Gustation and division of labor in ants
Jordan Smith
Ants have remarkably diverse diets that encompass live and dead invertebrates, extrafloral nectar, homopteran honeydew, seeds, fruits, and cultivated fungi. Their feeding ecology may involve complex division of labor. Despite their prevalence and ecosystem significance, research on ant gustation, or taste, is limited, with little integrative investigation into how diet and social organization affect the evolution of taste. Moreover, the neurobiology of gustation in ants is not well understood.
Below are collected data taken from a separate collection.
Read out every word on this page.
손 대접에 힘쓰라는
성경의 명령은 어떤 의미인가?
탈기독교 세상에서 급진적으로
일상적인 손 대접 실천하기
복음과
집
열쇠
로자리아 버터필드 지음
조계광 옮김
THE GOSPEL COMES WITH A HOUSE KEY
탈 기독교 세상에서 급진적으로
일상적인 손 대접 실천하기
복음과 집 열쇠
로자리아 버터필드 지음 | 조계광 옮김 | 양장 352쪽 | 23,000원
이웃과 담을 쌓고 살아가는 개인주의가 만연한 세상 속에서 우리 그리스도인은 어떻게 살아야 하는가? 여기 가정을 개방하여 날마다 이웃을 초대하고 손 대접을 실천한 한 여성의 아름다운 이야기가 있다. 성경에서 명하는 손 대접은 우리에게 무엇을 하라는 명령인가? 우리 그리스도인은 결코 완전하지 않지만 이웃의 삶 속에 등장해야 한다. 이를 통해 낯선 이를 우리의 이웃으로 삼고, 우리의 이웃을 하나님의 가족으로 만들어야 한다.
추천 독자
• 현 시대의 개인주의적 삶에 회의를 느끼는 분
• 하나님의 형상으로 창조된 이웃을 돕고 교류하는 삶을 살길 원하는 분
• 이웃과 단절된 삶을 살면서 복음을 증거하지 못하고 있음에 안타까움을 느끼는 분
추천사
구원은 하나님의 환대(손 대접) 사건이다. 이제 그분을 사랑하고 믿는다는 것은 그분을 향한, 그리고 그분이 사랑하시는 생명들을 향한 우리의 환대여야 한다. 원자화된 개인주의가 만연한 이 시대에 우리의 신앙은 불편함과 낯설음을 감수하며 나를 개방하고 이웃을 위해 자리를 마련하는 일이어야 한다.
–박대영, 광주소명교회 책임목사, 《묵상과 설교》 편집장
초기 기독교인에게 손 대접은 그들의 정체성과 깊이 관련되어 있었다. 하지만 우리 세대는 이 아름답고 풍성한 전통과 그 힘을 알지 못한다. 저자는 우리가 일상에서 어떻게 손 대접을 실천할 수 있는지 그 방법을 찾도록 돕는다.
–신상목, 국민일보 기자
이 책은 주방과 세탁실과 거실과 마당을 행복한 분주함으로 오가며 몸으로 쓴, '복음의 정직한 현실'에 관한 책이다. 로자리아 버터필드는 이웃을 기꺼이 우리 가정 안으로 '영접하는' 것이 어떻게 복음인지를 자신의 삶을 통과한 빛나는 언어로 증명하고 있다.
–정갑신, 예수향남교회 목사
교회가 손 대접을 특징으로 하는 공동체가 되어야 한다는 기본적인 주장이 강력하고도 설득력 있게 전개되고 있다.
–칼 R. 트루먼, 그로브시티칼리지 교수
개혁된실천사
Fungus-growing ants are of particular interest because they are ultrasocial: they produce their own food crop and have full-time division of labor involving morphologically, behaviorally, and neurobiologically differentiated workers. These worker subcastes likely utilize gustation according to their social roles. While media workers, which are responsible for cutting and carrying back leaves and thus may require gustation to decide leaf quality, a minim worker that tends the fungal garden may instead use taste to cultivate their food crop.
Focusing on the leafcutter ant Atta cephalotes, I investigate gustatory preferences and sensitivities, receptor types and distributions, and electrophysiological responses across worker castes. I am also interested in broader patterns of taste evolution across ant species, such as patterns of gustatory gene evolution across dietarily diverse species. At the intersection of social and sensory evolution, research can provide insight into the impact of division of labor on the evolution of taste.